Pop-ups and happenings around town
Chef Sam Smith of Tusk, a seasonal Middle Eastern restaurant in Portland, OR, and Matt Griffin of Studio at the Freehand New York hotel will join forces for a two-night dinner series starting on Tuesday, October 9. The duo will serve a special menu with highlights including Tusk’s cumin-spiced hummus made with shelling beans, as well as kibbe naya with raw lamb leg, turmeric, yogurt, and green wheat. For dessert, diners can order a chocolate zucchini cake topped with malted whipped cream. Reservations can be made here. In Brooklyn, Eater Young Gun DeVonn Francis is continuing to bring people together at Living Room, a seasonal chef-in-residence series at Yardy at Rype Studios. On Thursday, October 11, Jae Joseph will host a discussion with Sable Smith, an artist and writer, and Pamela Sneed, a poet, activist, and teacher. Tickets are $40. Over on Orchard and Essex Streets, the Lower East Side Partnership is gearing up for Sunday, October 14, when the neighborhood will celebrate its 19th annual Pickle Day, a street festival featuring gherkins galore from 20-plus local vendors.

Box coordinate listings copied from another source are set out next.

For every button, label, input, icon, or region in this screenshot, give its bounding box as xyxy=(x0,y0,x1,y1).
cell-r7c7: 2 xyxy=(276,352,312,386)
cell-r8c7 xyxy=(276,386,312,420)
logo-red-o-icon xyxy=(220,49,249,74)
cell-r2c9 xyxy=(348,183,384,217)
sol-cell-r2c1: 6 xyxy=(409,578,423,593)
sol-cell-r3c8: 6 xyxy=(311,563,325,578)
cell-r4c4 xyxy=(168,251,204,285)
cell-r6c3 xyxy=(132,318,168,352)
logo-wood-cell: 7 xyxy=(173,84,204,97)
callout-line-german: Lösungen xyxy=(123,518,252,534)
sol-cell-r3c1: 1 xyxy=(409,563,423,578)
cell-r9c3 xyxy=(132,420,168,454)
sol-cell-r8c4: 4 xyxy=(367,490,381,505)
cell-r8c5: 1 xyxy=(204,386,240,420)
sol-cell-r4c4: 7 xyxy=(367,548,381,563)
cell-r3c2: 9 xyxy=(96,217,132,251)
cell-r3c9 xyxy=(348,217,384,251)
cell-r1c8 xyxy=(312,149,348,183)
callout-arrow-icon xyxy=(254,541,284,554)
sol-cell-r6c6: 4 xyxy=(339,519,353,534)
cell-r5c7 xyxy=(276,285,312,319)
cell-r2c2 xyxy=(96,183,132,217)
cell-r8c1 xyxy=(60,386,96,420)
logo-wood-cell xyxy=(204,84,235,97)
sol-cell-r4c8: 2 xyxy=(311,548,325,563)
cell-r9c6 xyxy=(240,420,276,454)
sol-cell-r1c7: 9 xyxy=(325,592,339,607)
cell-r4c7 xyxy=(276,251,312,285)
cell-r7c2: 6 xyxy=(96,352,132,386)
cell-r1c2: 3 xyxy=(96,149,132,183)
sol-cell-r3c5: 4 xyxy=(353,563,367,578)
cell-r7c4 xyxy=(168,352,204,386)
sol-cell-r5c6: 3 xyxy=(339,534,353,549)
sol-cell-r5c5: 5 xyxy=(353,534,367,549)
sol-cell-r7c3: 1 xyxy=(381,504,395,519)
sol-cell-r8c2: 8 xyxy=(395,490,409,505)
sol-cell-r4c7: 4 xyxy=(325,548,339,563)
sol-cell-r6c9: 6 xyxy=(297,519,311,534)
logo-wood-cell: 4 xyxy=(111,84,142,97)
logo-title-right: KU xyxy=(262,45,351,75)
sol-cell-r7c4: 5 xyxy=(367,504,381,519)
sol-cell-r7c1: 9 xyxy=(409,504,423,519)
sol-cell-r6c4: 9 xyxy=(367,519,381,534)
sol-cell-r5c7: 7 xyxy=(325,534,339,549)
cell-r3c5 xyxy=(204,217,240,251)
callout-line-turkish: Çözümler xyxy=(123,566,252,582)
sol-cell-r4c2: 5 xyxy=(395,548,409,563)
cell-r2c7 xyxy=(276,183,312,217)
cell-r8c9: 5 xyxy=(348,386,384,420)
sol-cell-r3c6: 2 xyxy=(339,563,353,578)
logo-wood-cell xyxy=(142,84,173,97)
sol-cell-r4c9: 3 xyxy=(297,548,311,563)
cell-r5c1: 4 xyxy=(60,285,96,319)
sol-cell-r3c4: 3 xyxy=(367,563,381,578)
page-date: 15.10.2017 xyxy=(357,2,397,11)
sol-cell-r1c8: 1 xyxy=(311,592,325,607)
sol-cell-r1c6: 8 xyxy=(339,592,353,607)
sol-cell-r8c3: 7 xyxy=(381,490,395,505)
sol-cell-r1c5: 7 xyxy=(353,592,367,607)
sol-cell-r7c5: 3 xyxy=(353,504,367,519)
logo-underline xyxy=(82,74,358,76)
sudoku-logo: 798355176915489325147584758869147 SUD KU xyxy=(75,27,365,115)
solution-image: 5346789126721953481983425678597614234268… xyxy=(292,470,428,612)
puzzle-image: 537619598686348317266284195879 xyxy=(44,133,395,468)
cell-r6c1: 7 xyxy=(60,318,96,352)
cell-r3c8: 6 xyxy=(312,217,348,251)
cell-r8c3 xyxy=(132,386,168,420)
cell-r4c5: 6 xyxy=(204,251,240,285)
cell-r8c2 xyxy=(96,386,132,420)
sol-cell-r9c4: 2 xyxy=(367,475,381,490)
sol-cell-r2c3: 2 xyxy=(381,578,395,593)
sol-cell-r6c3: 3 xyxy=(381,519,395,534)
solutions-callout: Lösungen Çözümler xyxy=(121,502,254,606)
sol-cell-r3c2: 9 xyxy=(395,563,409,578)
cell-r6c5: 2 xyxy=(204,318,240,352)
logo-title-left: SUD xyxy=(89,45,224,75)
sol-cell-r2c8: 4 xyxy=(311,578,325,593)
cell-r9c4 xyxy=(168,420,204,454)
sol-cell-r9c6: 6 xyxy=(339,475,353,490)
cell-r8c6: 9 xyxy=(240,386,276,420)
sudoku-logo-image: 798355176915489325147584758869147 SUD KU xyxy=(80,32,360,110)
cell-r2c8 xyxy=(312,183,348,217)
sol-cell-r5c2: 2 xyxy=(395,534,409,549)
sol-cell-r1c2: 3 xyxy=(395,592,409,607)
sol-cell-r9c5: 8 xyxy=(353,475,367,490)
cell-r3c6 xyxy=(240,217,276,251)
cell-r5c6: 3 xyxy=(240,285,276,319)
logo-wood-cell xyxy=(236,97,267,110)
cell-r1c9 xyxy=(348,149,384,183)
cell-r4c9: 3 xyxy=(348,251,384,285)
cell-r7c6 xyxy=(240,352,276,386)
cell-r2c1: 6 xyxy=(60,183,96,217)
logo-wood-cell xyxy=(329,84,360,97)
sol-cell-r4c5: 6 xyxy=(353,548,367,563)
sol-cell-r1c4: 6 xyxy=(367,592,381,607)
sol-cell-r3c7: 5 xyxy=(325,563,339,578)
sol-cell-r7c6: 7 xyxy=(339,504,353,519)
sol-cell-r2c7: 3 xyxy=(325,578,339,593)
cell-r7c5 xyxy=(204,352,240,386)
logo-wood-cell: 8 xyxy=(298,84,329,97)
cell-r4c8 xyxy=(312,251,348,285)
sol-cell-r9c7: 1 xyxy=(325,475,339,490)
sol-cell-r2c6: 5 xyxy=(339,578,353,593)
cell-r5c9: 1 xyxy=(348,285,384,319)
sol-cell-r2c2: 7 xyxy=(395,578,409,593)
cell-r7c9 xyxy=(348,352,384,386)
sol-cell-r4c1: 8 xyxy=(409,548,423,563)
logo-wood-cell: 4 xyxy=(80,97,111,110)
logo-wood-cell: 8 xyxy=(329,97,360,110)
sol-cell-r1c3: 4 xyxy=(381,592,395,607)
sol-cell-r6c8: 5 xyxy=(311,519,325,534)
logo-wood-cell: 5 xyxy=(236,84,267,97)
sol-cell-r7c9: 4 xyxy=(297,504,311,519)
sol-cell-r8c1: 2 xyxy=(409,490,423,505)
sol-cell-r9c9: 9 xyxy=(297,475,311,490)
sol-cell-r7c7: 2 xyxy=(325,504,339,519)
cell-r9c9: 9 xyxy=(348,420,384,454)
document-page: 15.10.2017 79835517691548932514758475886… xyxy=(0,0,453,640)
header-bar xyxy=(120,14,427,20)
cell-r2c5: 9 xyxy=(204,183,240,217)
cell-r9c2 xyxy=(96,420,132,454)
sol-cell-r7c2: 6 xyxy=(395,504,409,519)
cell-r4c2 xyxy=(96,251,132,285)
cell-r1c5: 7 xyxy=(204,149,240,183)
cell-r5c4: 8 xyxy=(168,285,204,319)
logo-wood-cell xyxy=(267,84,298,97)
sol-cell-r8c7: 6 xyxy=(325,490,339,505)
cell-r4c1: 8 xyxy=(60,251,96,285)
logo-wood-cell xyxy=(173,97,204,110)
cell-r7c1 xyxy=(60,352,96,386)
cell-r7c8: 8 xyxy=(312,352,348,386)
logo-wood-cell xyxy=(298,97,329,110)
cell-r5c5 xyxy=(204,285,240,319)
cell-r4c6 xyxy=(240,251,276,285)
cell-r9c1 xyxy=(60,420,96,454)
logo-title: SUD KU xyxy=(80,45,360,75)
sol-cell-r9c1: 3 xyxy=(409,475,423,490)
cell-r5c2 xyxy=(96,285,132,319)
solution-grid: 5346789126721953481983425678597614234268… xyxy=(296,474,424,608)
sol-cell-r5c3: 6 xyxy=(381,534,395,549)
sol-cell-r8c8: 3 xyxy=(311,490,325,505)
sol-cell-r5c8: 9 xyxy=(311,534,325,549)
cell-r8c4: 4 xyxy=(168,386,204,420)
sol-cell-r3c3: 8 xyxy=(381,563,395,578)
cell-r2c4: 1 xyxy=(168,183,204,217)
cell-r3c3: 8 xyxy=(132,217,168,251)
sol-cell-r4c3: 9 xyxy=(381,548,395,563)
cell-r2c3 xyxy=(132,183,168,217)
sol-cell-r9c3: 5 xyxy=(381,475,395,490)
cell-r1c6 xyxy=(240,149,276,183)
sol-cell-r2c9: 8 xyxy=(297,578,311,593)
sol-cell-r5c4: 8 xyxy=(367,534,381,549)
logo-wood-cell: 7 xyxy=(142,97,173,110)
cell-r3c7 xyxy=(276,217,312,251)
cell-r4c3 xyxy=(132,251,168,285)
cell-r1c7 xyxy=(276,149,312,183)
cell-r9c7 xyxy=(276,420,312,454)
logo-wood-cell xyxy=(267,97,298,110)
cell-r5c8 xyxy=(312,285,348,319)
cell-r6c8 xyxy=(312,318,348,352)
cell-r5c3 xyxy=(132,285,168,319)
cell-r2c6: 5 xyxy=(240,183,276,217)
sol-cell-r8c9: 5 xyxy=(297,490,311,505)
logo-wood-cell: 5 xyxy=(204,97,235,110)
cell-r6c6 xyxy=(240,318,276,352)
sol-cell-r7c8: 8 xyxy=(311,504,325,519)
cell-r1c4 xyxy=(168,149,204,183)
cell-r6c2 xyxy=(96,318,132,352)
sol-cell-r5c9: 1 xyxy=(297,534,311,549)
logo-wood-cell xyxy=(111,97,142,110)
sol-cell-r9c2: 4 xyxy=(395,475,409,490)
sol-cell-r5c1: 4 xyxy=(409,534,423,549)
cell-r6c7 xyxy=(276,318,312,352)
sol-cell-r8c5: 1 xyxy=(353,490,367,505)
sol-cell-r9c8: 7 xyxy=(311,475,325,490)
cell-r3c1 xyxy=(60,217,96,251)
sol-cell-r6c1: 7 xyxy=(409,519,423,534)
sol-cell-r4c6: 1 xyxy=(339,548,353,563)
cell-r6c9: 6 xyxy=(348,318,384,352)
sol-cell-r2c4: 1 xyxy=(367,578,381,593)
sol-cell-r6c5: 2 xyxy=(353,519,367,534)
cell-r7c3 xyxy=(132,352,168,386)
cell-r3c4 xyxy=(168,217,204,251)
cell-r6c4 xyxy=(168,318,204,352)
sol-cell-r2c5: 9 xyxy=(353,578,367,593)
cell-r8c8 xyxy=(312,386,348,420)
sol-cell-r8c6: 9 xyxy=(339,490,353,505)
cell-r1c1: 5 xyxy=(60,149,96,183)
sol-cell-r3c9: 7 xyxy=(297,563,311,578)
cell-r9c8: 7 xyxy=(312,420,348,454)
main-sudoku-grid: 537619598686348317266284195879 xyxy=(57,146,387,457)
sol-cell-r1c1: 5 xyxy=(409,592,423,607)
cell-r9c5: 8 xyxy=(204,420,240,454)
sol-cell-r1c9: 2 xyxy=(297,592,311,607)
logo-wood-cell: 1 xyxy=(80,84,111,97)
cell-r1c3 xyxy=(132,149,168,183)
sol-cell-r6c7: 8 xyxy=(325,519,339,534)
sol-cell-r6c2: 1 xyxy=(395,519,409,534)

Slice Out Hunger lets diners try New York’s best slices for $1 each
New York’s most prominent slice shops are teaming up on Wednesday, October 10 for Slice Out Hunger, an annual pizza festival at St. Anthony’s Church in Greenwich Village. All proceeds will be split between The Sylvia Center, a nonprofit that promotes healthy eating, and City Harvest, a local charity that rescues 61 million pounds of potential food waste each year and delivers it to food-insecure New Yorkers. Scott Wiener, the founder of Scott’s Pizza Tours, is throwing the event, which brings together a star-studded line-up including Di Fara, Lucali, Paulie Gee’s Slice Shop, Patsy’s, and Prince Street Pizza. All slices are available for just $1, with a limit of one per customer from each pizzeria. A $150 donation allows two customers to skip the lines with a VIPizza Passport.

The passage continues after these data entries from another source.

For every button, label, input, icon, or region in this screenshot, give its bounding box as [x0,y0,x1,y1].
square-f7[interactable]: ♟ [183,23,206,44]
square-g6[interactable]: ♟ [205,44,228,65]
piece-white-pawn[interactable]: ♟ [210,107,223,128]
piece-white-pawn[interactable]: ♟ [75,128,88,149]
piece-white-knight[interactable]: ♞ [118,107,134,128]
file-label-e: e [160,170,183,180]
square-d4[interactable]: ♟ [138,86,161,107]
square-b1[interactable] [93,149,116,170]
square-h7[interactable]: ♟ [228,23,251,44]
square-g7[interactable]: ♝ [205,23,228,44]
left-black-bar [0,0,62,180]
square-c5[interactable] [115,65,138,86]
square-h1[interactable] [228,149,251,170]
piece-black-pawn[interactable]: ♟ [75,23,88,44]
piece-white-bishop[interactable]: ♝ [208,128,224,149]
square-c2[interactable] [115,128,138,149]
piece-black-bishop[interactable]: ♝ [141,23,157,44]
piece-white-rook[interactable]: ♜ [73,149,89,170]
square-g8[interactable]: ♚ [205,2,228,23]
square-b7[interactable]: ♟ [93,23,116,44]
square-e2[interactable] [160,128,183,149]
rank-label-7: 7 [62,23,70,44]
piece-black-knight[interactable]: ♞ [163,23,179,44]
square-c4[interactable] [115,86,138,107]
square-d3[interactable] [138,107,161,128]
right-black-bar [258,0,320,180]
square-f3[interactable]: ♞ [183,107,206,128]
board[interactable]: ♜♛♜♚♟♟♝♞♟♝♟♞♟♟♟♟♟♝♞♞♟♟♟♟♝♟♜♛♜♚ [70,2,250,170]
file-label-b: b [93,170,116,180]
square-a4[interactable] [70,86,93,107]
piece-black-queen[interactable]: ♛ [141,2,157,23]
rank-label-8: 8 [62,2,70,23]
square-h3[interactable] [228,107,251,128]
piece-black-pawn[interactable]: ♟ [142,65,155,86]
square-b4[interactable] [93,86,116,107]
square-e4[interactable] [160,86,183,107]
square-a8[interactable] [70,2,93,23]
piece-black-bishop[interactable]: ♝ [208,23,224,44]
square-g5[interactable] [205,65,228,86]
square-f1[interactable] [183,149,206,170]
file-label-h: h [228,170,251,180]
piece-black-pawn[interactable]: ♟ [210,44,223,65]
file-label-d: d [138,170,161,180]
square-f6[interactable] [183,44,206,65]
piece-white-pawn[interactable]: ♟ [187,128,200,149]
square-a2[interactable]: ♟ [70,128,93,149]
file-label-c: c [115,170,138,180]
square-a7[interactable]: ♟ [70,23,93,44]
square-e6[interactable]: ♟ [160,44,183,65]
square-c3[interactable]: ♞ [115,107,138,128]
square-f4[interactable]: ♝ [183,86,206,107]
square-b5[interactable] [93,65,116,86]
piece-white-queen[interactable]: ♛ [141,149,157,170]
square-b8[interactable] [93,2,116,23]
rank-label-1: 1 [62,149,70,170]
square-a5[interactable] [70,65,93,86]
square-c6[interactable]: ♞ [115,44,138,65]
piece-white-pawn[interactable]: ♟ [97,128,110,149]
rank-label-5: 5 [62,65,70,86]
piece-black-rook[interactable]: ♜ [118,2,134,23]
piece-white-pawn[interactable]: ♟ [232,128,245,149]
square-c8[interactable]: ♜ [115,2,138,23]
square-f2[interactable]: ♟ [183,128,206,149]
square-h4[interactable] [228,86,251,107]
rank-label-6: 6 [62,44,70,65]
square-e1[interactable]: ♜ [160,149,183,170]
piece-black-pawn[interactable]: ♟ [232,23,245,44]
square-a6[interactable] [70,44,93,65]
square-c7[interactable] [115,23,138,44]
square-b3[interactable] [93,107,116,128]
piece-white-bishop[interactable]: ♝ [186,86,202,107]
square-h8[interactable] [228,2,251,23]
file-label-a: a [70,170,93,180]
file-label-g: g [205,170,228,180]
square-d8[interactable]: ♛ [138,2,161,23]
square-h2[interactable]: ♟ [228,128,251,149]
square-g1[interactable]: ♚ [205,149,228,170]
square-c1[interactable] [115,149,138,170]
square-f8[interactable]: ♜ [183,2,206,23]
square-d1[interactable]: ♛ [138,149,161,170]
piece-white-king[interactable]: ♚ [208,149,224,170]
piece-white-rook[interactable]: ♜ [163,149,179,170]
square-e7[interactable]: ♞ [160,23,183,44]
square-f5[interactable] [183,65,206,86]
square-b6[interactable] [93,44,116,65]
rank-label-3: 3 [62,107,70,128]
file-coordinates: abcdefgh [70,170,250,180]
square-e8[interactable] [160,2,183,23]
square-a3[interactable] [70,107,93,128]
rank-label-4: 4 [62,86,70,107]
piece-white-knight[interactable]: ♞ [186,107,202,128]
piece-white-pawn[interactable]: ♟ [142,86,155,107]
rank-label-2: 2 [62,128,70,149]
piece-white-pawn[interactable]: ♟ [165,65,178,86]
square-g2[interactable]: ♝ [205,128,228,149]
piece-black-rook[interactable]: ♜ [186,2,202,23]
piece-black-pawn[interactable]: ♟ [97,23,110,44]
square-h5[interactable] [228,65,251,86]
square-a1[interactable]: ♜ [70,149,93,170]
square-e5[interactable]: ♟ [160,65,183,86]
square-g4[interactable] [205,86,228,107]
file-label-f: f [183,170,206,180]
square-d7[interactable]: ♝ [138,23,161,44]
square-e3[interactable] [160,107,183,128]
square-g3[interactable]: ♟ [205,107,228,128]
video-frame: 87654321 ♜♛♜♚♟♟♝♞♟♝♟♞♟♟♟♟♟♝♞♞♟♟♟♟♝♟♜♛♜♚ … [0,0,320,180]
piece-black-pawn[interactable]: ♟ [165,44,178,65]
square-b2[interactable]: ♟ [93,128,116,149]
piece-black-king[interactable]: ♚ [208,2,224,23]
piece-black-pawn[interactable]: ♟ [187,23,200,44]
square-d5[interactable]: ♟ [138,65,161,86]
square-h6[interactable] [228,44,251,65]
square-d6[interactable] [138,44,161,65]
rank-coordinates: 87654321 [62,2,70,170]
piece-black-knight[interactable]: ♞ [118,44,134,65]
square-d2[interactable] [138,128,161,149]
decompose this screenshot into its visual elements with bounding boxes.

Hot Bread Kitchen’s pioneering founder will step down after a decade
Jessamyn Waldman Rodriguez, the founder of East Harlem-based social enterprise Hot Bread Kitchen, will step down from the organization after 10 years, the Times reports. Rodriguez worked for years in the nonprofit sector prior to launching the project in her Brooklyn kitchen. Over the past decade, the organization has provided job training for income-insecure women, many of whom are immigrants or recovering from incarceration. Since its launch, the program has expanded to include HBK Incubates, an incubator that provides resources to small-scale food entrepreneurs. Hot Bread Kitchen will continue to grow and expand nationally under the leadership of its new executive director, Shaolee Sen.

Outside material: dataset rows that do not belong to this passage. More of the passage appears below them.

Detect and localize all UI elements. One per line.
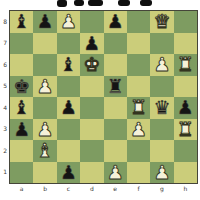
white-pawn-piece[interactable]: ♟ (37, 119, 54, 138)
square-d5[interactable] (80, 76, 103, 98)
square-b4[interactable] (33, 97, 56, 119)
black-rook-piece[interactable]: ♜ (107, 76, 124, 95)
black-pawn-piece[interactable]: ♟ (13, 119, 30, 138)
file-label-a: a (10, 186, 33, 198)
square-b3[interactable]: ♟ (33, 119, 56, 141)
square-a6[interactable] (10, 54, 33, 76)
square-h5[interactable] (174, 76, 197, 98)
square-f4[interactable]: ♜ (127, 97, 150, 119)
captured-piece-stub-1 (57, 0, 67, 7)
square-h6[interactable]: ♜ (174, 54, 197, 76)
square-h4[interactable]: ♟ (174, 97, 197, 119)
square-a1[interactable] (10, 162, 33, 184)
black-pawn-piece[interactable]: ♟ (107, 12, 124, 31)
square-c5[interactable] (57, 76, 80, 98)
square-e2[interactable] (104, 140, 127, 162)
file-labels: abcdefgh (10, 186, 197, 198)
white-queen-piece[interactable]: ♛ (153, 12, 170, 31)
square-a2[interactable] (10, 140, 33, 162)
square-b5[interactable]: ♟ (33, 76, 56, 98)
square-f2[interactable] (127, 140, 150, 162)
square-g5[interactable] (150, 76, 173, 98)
white-pawn-piece[interactable]: ♟ (60, 12, 77, 31)
captured-piece-stub-4 (118, 0, 130, 6)
black-pawn-piece[interactable]: ♟ (60, 162, 77, 181)
square-a7[interactable] (10, 33, 33, 55)
captured-pieces-tray (0, 0, 200, 9)
square-e7[interactable] (104, 33, 127, 55)
square-a3[interactable]: ♟ (10, 119, 33, 141)
captured-piece-stub-3 (88, 0, 103, 6)
square-f1[interactable] (127, 162, 150, 184)
file-label-c: c (57, 186, 80, 198)
white-king-piece[interactable]: ♚ (83, 55, 100, 74)
square-d6[interactable]: ♚ (80, 54, 103, 76)
white-pawn-piece[interactable]: ♟ (130, 119, 147, 138)
black-pawn-piece[interactable]: ♟ (60, 98, 77, 117)
square-g8[interactable]: ♛ (150, 11, 173, 33)
square-e1[interactable]: ♟ (104, 162, 127, 184)
rank-label-2: 2 (0, 140, 8, 162)
square-g1[interactable]: ♟ (150, 162, 173, 184)
white-rook-piece[interactable]: ♜ (130, 98, 147, 117)
square-f3[interactable]: ♟ (127, 119, 150, 141)
square-g6[interactable]: ♟ (150, 54, 173, 76)
white-bishop-piece[interactable]: ♝ (37, 141, 54, 160)
square-a5[interactable]: ♚ (10, 76, 33, 98)
white-pawn-piece[interactable]: ♟ (153, 162, 170, 181)
chess-app-screen: 87654321 ♝♟♟♟♛♟♝♚♟♜♚♟♜♝♟♜♛♟♟♟♟♜♝♟♟♟ abcd… (0, 0, 200, 200)
chess-board[interactable]: ♝♟♟♟♛♟♝♚♟♜♚♟♜♝♟♜♛♟♟♟♟♜♝♟♟♟ (9, 10, 198, 184)
square-b1[interactable] (33, 162, 56, 184)
square-f7[interactable] (127, 33, 150, 55)
square-c6[interactable]: ♝ (57, 54, 80, 76)
square-g2[interactable] (150, 140, 173, 162)
square-a8[interactable]: ♝ (10, 11, 33, 33)
file-label-d: d (80, 186, 103, 198)
square-e8[interactable]: ♟ (104, 11, 127, 33)
black-king-piece[interactable]: ♚ (13, 76, 30, 95)
square-d7[interactable]: ♟ (80, 33, 103, 55)
file-label-g: g (150, 186, 173, 198)
square-c4[interactable]: ♟ (57, 97, 80, 119)
square-b6[interactable] (33, 54, 56, 76)
square-d4[interactable] (80, 97, 103, 119)
square-e3[interactable] (104, 119, 127, 141)
square-c8[interactable]: ♟ (57, 11, 80, 33)
file-label-e: e (104, 186, 127, 198)
square-b8[interactable]: ♟ (33, 11, 56, 33)
square-h3[interactable]: ♜ (174, 119, 197, 141)
white-rook-piece[interactable]: ♜ (177, 119, 194, 138)
file-label-b: b (33, 186, 56, 198)
black-bishop-piece[interactable]: ♝ (13, 12, 30, 31)
file-label-h: h (174, 186, 197, 198)
square-b2[interactable]: ♝ (33, 140, 56, 162)
black-pawn-piece[interactable]: ♟ (177, 98, 194, 117)
white-pawn-piece[interactable]: ♟ (107, 162, 124, 181)
square-c3[interactable] (57, 119, 80, 141)
rank-labels: 87654321 (0, 11, 8, 183)
white-pawn-piece[interactable]: ♟ (153, 55, 170, 74)
square-e6[interactable] (104, 54, 127, 76)
square-f8[interactable] (127, 11, 150, 33)
black-bishop-piece[interactable]: ♝ (60, 55, 77, 74)
square-c2[interactable] (57, 140, 80, 162)
rank-label-1: 1 (0, 162, 8, 184)
rank-label-6: 6 (0, 54, 8, 76)
captured-piece-stub-2 (74, 0, 84, 6)
square-h8[interactable] (174, 11, 197, 33)
rank-label-3: 3 (0, 119, 8, 141)
square-c1[interactable]: ♟ (57, 162, 80, 184)
square-h2[interactable] (174, 140, 197, 162)
black-pawn-piece[interactable]: ♟ (37, 12, 54, 31)
square-d1[interactable] (80, 162, 103, 184)
square-d2[interactable] (80, 140, 103, 162)
square-g7[interactable] (150, 33, 173, 55)
rank-label-7: 7 (0, 33, 8, 55)
square-h1[interactable] (174, 162, 197, 184)
square-a4[interactable]: ♝ (10, 97, 33, 119)
square-f5[interactable] (127, 76, 150, 98)
square-f6[interactable] (127, 54, 150, 76)
rank-label-5: 5 (0, 76, 8, 98)
captured-piece-stub-5 (140, 0, 152, 6)
square-h7[interactable] (174, 33, 197, 55)
white-pawn-piece[interactable]: ♟ (37, 76, 54, 95)
rank-label-4: 4 (0, 97, 8, 119)
square-b7[interactable] (33, 33, 56, 55)
black-pawn-piece[interactable]: ♟ (83, 33, 100, 52)
square-g4[interactable]: ♛ (150, 97, 173, 119)
white-rook-piece[interactable]: ♜ (177, 55, 194, 74)
square-c7[interactable] (57, 33, 80, 55)
square-d3[interactable] (80, 119, 103, 141)
black-queen-piece[interactable]: ♛ (153, 98, 170, 117)
black-bishop-piece[interactable]: ♝ (13, 98, 30, 117)
square-g3[interactable] (150, 119, 173, 141)
square-e4[interactable] (104, 97, 127, 119)
square-e5[interactable]: ♜ (104, 76, 127, 98)
square-d8[interactable] (80, 11, 103, 33)
rank-label-8: 8 (0, 11, 8, 33)
file-label-f: f (127, 186, 150, 198)
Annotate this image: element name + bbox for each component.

This New York ice carving studio is offering ice luges for private parties
Okamoto Studio, a New York-based ice carving collective run by Takeo and Shintaro Okamoto, has announced that it will offer hand-carved ice sculptures for private events. In recent years, the father-son team have made a name for themselves at the city’s cocktail bars. Their larger ice sculptures have popped up around town at everything from bar mitzvahs and weddings to flashy events for the fashion set. Now, for $220 a piece, customers can purchase a “Fun Luge,” a 30-pound, LED-illuminated ice sculpture designed to chill drinks. The unconventional centerpieces come in more than 50 designs ranging from predictable — a Halloween pumpkin — to over-the-top — the aptly titled “Dude Torso.” Once the drinks start flowing, party guests have four to six hours before it all quite literally melts away.